Shell scripting fun: pdfsplit
Posted on June 7, 2011
by Tommy McGuire
Like various other people, I have been irritated by the problems with viewing two-column PDF files on a Kindle. Yesterday, however, I ran across pdfsplit, which made me decide to do something about it.I downloaded the package, which is Cabal-ized Haskell (!), and like my other adventures with Cabal, it failed to build. Naturally, I took a peek at the code, and found it to be a very simple script that used some libraries I apparently don't have (or have and don't know it; or something).

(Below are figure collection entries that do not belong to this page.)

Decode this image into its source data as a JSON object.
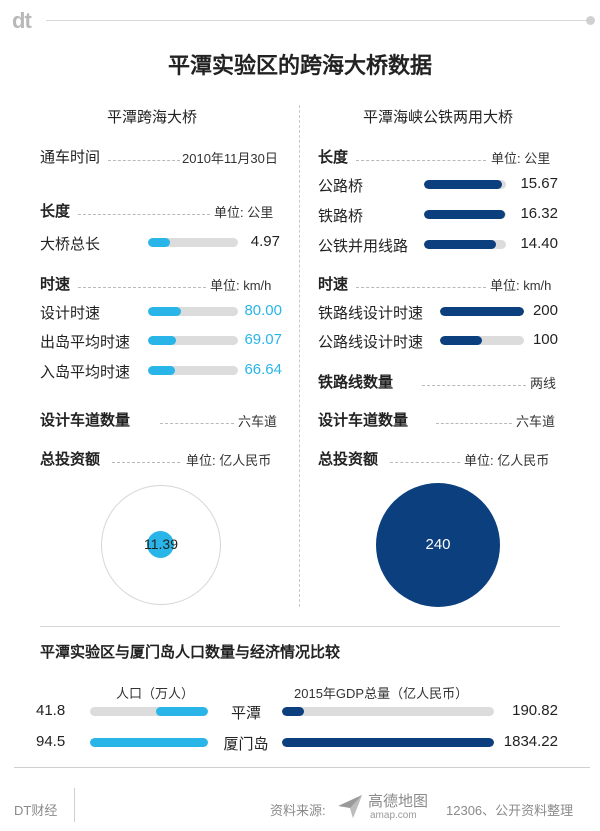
{
  "header": {
    "logo": "dt",
    "title": "平潭实验区的跨海大桥数据"
  },
  "chart_data": [
    {
      "type": "bar",
      "title": "平潭跨海大桥",
      "opened": {
        "label": "通车时间",
        "value": "2010年11月30日"
      },
      "length": {
        "label": "长度",
        "unit": "单位: 公里",
        "max": 20,
        "items": [
          {
            "label": "大桥总长",
            "value": 4.97,
            "display": "4.97"
          }
        ]
      },
      "speed": {
        "label": "时速",
        "unit": "单位: km/h",
        "max": 220,
        "items": [
          {
            "label": "设计时速",
            "value": 80.0,
            "display": "80.00"
          },
          {
            "label": "出岛平均时速",
            "value": 69.07,
            "display": "69.07"
          },
          {
            "label": "入岛平均时速",
            "value": 66.64,
            "display": "66.64"
          }
        ]
      },
      "lanes": {
        "label": "设计车道数量",
        "value": "六车道"
      },
      "investment": {
        "label": "总投资额",
        "unit": "单位: 亿人民币",
        "value": 11.39,
        "display": "11.39"
      }
    },
    {
      "type": "bar",
      "title": "平潭海峡公铁两用大桥",
      "length": {
        "label": "长度",
        "unit": "单位: 公里",
        "max": 16.5,
        "items": [
          {
            "label": "公路桥",
            "value": 15.67,
            "display": "15.67"
          },
          {
            "label": "铁路桥",
            "value": 16.32,
            "display": "16.32"
          },
          {
            "label": "公铁并用线路",
            "value": 14.4,
            "display": "14.40"
          }
        ]
      },
      "speed": {
        "label": "时速",
        "unit": "单位: km/h",
        "max": 200,
        "items": [
          {
            "label": "铁路线设计时速",
            "value": 200,
            "display": "200"
          },
          {
            "label": "公路线设计时速",
            "value": 100,
            "display": "100"
          }
        ]
      },
      "rail_lines": {
        "label": "铁路线数量",
        "value": "两线"
      },
      "lanes": {
        "label": "设计车道数量",
        "value": "六车道"
      },
      "investment": {
        "label": "总投资额",
        "unit": "单位: 亿人民币",
        "value": 240,
        "display": "240"
      }
    },
    {
      "type": "bar",
      "title": "平潭实验区与厦门岛人口数量与经济情况比较",
      "categories": [
        "平潭",
        "厦门岛"
      ],
      "series": [
        {
          "name": "人口（万人）",
          "values": [
            41.8,
            94.5
          ],
          "display": [
            "41.8",
            "94.5"
          ],
          "max": 94.5
        },
        {
          "name": "2015年GDP总量（亿人民币）",
          "values": [
            190.82,
            1834.22
          ],
          "display": [
            "190.82",
            "1834.22"
          ],
          "max": 1834.22
        }
      ]
    }
  ],
  "colors": {
    "cyan": "#29b5e8",
    "navy": "#0b3f7d",
    "track": "#dcdcdc"
  },
  "footer": {
    "brand": "DT财经",
    "source_label": "资料来源:",
    "amap_name": "高德地图",
    "amap_url": "amap.com",
    "source_rest": "12306、公开资料整理"
  }
}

I like writing Haskell as much as anyone, but sometimes the right tool really is a hammer. In that spirit, here is a Bourne shell script:
#!/bin/sh
#
# pdfsplit - create a single-column version of a 2-column PDF file
if [ $# -lt 1 ]
then
echo "Usage: $0 file.pdf ..."
echo " Produces file-split.pdf ..."
exit 1
fi
for input in "$@"
do
base=`basename $input .pdf`
tmp=$base-split.tex
pages=`pdfinfo $input | grep Pages | awk '{print $2}'`
cat <<eof >$tmp
\\documentclass{article}
\\usepackage[paperwidth=4.25in,paperheight=11in]{geometry}
\\usepackage{pdfpages}
\\begin{document}
eof
n=1
while [ $n -le $pages ]
do
cat <<eof >>$tmp
\\includepdf[pages=$n,noautoscale,offset=2.125in 0]{$input}
\\includepdf[pages=$n,noautoscale,offset=-2.125in 0]{$input}
eof
n=$((n+1))
done
cat <<eof >>$tmp
\\end{document}
eof
pdflatex $tmp
rm -f $tmp $base-split.aux $base-split.log
done
To use it, you will need pdflatex, the pdfpages package, and pdfinfo (from the poppler-utils package on my Ubuntu laptop).